President Bush said Tuesday’s deadly attack should not derail Iraqi elections scheduled for next month and that he hoped relatives of those killed would find solace in the service their loved ones provided.

“We just want them to know that the mission is a vital mission for peace,” Bush told reporters after visiting wounded soldiers at Walter Reed Army Hospital.

Bush said the violence, part of a continuing wave of unrest in Iraq, should not affect elections scheduled for Jan. 30.

“I’m confident democracy will prevail in Iraq,” he said.

White House spokesman Scott McClellan, responding to a question about how Iraqis would be able to get to some 9,000 polling places for the elections if U.S. troops can’t secure their own bases, said there was “security and peace” in 15 of Iraq’s 18 provinces.

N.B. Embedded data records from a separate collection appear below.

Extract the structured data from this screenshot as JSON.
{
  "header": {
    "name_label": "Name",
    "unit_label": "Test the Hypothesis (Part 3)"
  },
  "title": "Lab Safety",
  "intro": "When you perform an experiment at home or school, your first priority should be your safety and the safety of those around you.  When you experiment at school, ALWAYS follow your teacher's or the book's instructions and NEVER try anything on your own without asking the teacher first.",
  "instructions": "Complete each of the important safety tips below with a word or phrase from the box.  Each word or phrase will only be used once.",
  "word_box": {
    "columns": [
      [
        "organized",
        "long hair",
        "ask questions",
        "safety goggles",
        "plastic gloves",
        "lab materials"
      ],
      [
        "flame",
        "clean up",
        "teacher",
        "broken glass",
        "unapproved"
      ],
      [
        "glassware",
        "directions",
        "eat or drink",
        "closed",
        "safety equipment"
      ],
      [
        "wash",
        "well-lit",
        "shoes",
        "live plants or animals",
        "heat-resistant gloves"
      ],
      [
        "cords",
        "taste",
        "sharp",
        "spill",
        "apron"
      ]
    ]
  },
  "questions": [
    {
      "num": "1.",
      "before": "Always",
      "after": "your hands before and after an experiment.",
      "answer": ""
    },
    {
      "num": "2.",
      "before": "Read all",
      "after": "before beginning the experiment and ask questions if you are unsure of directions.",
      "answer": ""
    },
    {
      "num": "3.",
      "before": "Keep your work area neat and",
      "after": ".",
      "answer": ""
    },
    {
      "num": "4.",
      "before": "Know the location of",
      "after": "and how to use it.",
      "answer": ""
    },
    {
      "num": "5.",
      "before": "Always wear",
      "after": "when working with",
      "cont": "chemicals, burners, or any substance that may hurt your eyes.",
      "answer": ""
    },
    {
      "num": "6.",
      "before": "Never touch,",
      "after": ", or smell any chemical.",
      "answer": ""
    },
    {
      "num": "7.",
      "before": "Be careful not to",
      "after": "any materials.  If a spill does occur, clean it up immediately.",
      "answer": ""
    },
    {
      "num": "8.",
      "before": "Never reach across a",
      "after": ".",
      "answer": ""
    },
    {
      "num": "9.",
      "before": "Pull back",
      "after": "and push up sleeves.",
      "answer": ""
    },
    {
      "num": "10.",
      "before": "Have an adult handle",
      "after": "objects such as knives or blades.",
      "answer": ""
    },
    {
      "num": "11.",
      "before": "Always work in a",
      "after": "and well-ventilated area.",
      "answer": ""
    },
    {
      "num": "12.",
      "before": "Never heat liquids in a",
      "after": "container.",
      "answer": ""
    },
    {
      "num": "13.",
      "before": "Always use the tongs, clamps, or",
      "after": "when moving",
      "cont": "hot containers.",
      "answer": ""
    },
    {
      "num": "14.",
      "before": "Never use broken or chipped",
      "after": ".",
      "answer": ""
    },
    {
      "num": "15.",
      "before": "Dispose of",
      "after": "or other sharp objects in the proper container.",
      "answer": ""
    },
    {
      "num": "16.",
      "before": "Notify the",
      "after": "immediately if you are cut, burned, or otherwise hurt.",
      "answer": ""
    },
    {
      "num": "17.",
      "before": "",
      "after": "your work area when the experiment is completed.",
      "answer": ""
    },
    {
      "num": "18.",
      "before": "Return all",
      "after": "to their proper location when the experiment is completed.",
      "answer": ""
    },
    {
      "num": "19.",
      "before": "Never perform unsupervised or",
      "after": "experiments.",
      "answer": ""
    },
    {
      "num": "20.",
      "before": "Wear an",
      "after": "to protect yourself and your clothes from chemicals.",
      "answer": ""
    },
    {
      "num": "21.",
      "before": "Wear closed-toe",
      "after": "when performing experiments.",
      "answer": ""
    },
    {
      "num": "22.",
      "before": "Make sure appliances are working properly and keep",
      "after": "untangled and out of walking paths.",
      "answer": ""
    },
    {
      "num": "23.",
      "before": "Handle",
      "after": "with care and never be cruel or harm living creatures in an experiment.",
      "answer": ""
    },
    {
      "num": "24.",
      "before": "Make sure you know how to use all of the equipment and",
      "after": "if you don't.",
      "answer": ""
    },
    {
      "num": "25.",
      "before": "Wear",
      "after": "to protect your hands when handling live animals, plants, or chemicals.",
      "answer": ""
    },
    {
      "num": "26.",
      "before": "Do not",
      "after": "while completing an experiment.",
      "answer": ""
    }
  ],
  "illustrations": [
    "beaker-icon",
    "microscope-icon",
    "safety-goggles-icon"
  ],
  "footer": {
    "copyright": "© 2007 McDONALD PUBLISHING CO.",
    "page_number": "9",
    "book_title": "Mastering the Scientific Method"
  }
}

‘We are making important progress’
“There are tough challenges that remain ... but we are making important progress on the ground,” McClellan said. “We also have to keep in mind that the terrorists and Saddam loyalists have adapted and changed their tactics. We adapt and change with that as well to meet those ongoing security challenges.”

Both American and Iraqi forces use the base that was attacked Tuesday. A surge in killings and other attacks in Mosul in recent weeks has targeted members of the Iraqi security forces in particular, with the bodies of many Iraqi soldiers found dumped in the streets as a warning to others.

Halliburton subsidiary KBR has gotten more than $8 billion worth of work supporting U.S. forces in Iraq, performing functions such as building and maintaining housing, washing clothes, delivering supplies and serving food. As on the base attacked Tuesday, KBR typically runs the mess halls in cavernous tents, which include cafeteria-style serving lines as well as tables piled with fresh fruit, soft drinks and pastries.